Sex is a powerful, world-shifting force in Fellow Travelers, but it’s also a Trojan horse. While the early episodes bristle with erotic energy, every exchange between Bomer and Bailey is about power as much as it is about sex. And the further you go into Travelers, the more you realize what’s really at stake when these two hit the sack.
“Even in the ‘50s, they had joy,” Travelers creator and writer Ron Nyswaner, the Oscar-nominated screenwriter of Philadelphia, says. “You might be struggling, but that doesn’t mean every moment of your life you’re a victim of oppression. Behind closed doors they had a life—it’s just that at any moment, the police could come through those doors and ruin that life.”
That unapologetic approach to queer desire is still pretty revolutionary in a big-budget prestige series on a major network. Gone are the days when gay characters were allowed to exist onscreen as long as they adhered to respectability politics. In Fellow Travelers, the queer characters are allowed passionate, unapologetically freaky pleasures.
“There’s no shame attached to that,” Bailey says. “And I do think Matt’s character detonates something in Tim. It’s a gift to meet someone [who does the] radical act of helping you feel less shame and understand that intimacy that can be explored in so many different ways.”
Religion is a big theme in Fellow Travelers. Hawk is bound by covenant to his wife; Tim struggles with Catholic guilt. And like many queer people, Bomer and Bailey themselves have both had to negotiate religion within their queer identities.

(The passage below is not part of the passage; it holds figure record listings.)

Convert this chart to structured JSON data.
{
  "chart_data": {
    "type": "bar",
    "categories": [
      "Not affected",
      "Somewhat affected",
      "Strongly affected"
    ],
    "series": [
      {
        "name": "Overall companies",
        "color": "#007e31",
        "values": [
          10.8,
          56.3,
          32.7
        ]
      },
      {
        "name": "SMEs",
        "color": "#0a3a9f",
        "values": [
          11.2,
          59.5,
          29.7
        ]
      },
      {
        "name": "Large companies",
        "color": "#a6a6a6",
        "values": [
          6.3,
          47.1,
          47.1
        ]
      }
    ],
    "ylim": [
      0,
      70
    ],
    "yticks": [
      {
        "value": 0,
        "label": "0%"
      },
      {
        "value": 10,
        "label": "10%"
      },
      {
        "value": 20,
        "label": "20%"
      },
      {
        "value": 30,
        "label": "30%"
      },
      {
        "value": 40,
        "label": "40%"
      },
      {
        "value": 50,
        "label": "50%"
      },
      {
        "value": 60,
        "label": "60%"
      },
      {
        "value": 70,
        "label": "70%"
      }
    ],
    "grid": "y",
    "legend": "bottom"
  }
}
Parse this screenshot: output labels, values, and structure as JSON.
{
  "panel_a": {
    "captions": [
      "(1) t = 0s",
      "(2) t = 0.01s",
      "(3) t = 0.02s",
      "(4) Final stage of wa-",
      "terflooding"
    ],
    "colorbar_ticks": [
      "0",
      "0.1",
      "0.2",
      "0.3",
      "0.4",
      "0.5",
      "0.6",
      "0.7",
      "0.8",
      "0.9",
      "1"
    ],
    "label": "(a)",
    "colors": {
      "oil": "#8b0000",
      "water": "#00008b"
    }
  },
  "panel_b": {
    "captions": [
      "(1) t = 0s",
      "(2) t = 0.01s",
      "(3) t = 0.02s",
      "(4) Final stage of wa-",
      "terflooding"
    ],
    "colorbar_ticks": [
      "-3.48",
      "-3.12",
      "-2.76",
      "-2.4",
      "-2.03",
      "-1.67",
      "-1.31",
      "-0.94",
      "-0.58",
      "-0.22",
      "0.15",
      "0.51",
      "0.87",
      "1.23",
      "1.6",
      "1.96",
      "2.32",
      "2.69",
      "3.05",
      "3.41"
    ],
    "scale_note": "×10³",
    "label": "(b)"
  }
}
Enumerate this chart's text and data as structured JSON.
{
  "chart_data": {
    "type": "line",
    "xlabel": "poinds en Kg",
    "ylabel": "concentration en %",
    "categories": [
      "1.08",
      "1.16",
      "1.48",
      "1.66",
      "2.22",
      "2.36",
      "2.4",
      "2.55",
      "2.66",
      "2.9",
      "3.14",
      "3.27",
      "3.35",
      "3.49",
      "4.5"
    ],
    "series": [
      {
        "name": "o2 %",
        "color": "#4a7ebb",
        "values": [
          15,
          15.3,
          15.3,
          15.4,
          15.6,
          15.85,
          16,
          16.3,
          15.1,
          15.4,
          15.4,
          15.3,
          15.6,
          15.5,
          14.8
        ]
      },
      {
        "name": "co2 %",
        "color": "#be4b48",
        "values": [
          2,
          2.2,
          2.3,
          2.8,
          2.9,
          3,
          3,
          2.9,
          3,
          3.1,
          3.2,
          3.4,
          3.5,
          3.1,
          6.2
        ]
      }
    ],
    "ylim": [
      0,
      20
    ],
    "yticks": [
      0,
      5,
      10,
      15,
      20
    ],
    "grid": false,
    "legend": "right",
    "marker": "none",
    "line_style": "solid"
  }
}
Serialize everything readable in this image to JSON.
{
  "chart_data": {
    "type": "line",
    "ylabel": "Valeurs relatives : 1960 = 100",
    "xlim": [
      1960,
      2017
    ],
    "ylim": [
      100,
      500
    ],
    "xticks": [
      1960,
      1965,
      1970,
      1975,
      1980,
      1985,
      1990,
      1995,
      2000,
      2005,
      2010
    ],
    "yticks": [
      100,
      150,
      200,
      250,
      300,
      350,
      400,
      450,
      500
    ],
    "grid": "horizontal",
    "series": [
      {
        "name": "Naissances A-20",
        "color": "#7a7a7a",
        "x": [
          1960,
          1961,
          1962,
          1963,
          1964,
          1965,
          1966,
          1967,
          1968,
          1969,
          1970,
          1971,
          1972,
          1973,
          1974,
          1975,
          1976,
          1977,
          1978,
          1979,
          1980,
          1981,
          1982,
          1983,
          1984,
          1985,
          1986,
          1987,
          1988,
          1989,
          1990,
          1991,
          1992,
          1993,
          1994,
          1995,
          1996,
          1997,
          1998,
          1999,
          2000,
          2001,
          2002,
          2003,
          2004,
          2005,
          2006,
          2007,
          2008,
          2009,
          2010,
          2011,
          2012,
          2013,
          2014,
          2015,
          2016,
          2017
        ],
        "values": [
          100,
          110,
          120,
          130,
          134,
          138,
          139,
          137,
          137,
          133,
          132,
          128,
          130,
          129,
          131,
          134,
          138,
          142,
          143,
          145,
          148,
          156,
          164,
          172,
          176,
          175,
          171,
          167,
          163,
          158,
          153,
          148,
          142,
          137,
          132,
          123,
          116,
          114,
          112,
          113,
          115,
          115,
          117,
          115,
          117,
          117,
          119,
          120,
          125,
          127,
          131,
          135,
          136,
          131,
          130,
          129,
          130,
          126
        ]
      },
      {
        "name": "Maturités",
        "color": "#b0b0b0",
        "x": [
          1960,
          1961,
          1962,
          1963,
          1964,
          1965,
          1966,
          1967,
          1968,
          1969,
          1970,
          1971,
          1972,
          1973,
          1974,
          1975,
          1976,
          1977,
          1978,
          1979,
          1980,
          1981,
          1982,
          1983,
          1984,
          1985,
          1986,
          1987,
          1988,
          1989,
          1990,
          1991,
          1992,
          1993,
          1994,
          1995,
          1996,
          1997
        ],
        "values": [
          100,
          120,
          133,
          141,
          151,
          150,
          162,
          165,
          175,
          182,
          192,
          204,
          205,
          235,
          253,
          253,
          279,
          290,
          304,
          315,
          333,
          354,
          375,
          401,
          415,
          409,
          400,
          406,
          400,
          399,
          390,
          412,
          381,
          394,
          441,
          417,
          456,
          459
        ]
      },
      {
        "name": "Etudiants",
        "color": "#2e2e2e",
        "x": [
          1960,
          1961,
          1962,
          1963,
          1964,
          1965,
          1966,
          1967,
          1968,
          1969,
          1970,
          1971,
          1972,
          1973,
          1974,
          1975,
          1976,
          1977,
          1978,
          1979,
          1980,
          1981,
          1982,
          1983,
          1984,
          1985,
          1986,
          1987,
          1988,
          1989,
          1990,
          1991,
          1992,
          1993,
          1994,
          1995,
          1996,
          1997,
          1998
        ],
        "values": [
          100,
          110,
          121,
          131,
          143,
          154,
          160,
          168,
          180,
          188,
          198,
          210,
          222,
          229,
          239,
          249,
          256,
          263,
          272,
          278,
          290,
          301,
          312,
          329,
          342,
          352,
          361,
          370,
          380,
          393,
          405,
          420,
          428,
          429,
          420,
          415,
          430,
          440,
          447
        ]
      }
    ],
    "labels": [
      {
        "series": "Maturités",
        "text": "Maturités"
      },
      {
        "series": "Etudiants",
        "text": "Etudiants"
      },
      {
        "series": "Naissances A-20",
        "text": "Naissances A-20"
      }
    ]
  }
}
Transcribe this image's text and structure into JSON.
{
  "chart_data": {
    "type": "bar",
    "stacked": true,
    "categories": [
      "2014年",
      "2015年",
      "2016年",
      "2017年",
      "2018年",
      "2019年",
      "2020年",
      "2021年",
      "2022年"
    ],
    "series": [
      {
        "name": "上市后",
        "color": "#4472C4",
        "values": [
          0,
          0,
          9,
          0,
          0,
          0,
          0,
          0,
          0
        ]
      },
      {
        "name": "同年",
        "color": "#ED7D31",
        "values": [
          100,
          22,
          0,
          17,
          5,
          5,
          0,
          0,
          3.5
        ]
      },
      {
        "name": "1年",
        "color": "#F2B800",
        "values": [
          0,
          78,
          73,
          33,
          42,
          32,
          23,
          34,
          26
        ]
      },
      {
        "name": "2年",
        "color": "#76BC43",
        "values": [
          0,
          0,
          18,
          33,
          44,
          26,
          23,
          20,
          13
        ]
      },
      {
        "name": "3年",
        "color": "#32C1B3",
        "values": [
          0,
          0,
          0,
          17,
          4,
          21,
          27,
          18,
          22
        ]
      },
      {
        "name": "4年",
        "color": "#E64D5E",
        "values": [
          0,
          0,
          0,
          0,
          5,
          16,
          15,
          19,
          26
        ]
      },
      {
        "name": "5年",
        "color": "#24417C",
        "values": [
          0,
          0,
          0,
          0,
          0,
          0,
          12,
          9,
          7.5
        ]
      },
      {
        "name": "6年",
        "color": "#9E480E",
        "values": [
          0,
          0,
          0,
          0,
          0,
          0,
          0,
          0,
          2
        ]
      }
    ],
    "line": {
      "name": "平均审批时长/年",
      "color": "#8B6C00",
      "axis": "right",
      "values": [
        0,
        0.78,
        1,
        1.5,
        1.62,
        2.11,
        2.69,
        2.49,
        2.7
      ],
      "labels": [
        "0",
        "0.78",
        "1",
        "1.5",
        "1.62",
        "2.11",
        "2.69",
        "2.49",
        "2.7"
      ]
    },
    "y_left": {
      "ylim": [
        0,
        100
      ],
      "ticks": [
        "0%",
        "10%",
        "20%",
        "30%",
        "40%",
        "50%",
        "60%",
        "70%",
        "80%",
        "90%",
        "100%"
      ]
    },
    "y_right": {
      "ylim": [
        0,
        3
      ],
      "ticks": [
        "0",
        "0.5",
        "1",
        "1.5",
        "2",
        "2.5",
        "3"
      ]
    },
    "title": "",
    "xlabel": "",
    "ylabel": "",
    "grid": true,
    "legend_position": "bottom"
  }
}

“It took me a long time to dismantle it and to question what I was being told,” Bailey says. “Religion is interesting because it’s the voice of the shame but also [a source of] relief. There was this person that I could speak to—and I definitely did have that full conversation with a higher power. But the contradiction is brutal. To really lean into that as a gay kid who’s not born into a gay family, you see both sides of what religion can provide, which is scathing judgment—as I felt it looking back—but also a real space for catharsis and nourishment.”
Bomer says he has an individualized approach to religion: “It’s something that I’ve found for myself over years and years of exploration. It’s just highly personal that way.” Bomer is proud to have raised his kids in a truly intersectional environment. “They go to an Episcopal school, but they’re in school with Muslim kids, with Jewish kids,” he says. “We gave them that experience and then let them find their own way from there.”